São Paulo, julho de 2017. Enquanto escuto uma conhecida de 22 anos me contar sua história recente, impossível não lembrar das histórias que venho ouvindo no nordeste deste grandioso e díspar país. O fato de serem mulheres do nordeste, região reconhecida pelo seu traço de machismo, coronelismo e todas as formas que compõem o sentido de Poder Sobre, que descrevi no Movimento Humanos – Poder Isonômico; ajuda a compreender e justificar as histórias escutadas. Mas São Paulo? 2017? Dentro de um ambiente de pessoas com nível intelectual e educacional bom? Como assim?

Vamos à história: minha conhecida acabou de se separar. Com um filho de pouco mais de um ano tomou a decisão ao se deparar que ao invés de um, tinha ganhado dois filhos, o pequeno bebê e o marido. Ela já vivia uma relação em que tinha que ser a adulta do casal. É certo que isso não era novidade. É certo que a mãe avisou e alertou bastante sobre isso e mesmo assim casou. Jovem e apoiada em crenças limitantes, que desculpam os homens de suas irresponsabilidades, pensou que o marido fosse mudar com o tempo – ou talvez que ela fosse mudar o marido. A situação piorou quando o filho nasceu. Jovens, classe média baixa, estavam na luta para criar patrimônio e construir um futuro. Difícil começar a vida, todos que já passamos por esse momento sabemos bem. Com um recém- nascido em casa, a coisa fica mais difícil. Os gastos são grandes. A dificuldade de organizar a vida, as tarefas, a falta de liberdade que já atinge qualquer início de relacionamento fica mais acentuada. Mesmo assim, precisamos prosseguir, não é mesmo?

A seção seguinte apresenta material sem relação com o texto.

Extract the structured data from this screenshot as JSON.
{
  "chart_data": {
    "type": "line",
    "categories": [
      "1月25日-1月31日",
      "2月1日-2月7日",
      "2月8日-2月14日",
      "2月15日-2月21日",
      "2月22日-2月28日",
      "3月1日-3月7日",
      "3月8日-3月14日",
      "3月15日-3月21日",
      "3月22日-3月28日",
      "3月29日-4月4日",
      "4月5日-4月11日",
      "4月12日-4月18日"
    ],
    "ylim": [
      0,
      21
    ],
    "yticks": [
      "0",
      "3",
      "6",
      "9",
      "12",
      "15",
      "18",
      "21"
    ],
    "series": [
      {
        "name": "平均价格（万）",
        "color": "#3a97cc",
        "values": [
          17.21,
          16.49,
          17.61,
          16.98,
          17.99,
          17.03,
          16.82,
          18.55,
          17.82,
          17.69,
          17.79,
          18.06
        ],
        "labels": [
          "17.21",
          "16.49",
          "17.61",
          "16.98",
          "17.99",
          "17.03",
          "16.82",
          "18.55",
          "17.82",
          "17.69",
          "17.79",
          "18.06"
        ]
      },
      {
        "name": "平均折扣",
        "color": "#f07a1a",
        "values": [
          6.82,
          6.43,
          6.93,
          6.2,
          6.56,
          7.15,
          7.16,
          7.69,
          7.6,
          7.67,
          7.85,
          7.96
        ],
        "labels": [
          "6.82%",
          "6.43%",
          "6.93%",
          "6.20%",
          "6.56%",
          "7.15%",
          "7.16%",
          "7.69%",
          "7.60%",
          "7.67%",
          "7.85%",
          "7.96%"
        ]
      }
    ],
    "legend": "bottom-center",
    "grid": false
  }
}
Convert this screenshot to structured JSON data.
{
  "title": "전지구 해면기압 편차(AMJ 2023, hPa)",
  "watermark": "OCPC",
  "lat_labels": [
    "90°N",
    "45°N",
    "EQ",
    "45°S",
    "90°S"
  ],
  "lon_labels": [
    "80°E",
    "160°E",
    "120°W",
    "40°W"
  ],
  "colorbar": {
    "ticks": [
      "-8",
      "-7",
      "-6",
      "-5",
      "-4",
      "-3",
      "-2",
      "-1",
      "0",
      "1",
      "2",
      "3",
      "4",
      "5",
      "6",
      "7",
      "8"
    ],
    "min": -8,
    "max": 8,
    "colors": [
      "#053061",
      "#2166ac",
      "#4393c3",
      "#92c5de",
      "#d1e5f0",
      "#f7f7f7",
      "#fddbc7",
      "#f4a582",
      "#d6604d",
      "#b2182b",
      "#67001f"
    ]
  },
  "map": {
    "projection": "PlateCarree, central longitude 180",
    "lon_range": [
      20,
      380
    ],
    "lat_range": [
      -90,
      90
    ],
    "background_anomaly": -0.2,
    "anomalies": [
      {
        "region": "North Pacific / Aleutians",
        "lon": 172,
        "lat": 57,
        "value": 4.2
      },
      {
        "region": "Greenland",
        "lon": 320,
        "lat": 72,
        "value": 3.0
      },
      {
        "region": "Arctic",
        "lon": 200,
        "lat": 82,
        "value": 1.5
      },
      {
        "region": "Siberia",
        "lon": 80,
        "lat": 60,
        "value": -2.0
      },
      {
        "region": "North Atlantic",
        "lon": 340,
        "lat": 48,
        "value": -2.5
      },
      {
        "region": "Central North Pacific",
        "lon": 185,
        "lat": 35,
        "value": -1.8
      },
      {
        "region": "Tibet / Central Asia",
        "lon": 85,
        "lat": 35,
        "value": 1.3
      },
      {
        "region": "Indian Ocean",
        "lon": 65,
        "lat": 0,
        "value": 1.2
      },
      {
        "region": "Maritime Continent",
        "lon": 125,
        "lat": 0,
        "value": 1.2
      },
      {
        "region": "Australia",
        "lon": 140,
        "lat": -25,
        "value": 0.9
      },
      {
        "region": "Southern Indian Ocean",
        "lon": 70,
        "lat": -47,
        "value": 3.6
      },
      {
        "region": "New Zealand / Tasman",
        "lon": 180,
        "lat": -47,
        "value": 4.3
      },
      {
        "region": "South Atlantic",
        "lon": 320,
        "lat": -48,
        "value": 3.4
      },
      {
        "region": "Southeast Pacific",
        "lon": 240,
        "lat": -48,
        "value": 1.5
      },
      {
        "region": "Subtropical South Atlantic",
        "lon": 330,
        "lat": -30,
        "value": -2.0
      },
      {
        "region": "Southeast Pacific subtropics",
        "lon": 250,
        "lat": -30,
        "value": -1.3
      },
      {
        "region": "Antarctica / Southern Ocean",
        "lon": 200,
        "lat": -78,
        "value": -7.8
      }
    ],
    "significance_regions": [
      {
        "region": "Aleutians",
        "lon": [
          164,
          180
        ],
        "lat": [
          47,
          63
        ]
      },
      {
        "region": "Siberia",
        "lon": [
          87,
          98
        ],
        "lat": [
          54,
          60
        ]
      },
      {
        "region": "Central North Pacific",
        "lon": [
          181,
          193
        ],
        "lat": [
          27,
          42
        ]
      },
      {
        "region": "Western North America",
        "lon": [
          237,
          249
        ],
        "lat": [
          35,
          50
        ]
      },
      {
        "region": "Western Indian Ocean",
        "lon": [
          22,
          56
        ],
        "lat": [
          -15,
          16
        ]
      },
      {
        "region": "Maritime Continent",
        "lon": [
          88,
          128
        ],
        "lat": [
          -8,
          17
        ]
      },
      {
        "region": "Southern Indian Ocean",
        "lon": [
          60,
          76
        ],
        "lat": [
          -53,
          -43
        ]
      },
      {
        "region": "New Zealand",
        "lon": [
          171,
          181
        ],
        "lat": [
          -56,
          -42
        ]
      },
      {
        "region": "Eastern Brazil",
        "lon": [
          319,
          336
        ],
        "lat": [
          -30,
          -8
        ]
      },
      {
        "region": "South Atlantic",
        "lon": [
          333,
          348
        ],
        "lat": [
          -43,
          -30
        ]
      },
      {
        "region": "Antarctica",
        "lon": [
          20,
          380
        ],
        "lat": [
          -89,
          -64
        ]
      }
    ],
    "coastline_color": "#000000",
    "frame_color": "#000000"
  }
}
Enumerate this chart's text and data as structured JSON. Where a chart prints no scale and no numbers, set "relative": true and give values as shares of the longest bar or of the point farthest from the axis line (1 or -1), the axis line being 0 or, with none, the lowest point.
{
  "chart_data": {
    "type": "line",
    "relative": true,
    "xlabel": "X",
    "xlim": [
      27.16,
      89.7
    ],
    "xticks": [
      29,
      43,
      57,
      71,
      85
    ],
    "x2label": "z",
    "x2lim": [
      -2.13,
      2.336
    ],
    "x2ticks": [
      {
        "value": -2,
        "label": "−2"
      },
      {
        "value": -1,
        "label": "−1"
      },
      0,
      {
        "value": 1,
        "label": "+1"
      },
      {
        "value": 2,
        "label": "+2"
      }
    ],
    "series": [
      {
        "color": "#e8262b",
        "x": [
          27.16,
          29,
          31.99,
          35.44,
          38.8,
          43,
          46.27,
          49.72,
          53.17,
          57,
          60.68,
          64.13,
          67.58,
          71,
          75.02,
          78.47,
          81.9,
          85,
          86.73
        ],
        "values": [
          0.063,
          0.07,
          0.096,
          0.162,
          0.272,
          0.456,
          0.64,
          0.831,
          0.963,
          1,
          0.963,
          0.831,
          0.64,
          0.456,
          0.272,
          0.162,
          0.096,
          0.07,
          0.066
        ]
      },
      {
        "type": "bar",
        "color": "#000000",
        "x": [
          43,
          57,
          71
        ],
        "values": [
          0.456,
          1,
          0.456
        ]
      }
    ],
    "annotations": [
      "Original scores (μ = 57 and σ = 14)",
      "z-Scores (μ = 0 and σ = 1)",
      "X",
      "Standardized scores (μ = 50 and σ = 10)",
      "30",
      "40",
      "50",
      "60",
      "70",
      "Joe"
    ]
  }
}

Lembro que um dia ela me contou que o ex-marido falou – pediu para ser mais exata-, que queria comprar uma prancha de stand up paddle. Oi? Casa alugada, prestação do carro com dificuldade de ser paga, ele com um emprego recém arranjado – por ela – depois de meses sem emprego e a primeira coisa que ele quer fazer com seu primeiro salário é comprar uma prancha de stand up paddle? Sei. É bom respirar fundo. A vida continuou e deixei de vê-la por uns meses até o dia que nos encontramos e me contou que nesse novo emprego ele começou a sair a noite, beber, chegar tarde. Gastar um dinheiro que realmente faltava em casa. As discussões aumentaram, mas o que foi a gota de água, segundo ela, foi o fato dele simplesmente não dormir em casa e aparecer ao dia seguinte, no meio da tarde como se nada tivesse acontecido. Na segunda vez que isso aconteceu, minha conhecida pediu para ele sair de casa. Foi uma luta, mas saiu há mais de um mês. É claro, mesmo empregado ele não ajuda financeiramente com o bebê e está na posição de ofendido da história.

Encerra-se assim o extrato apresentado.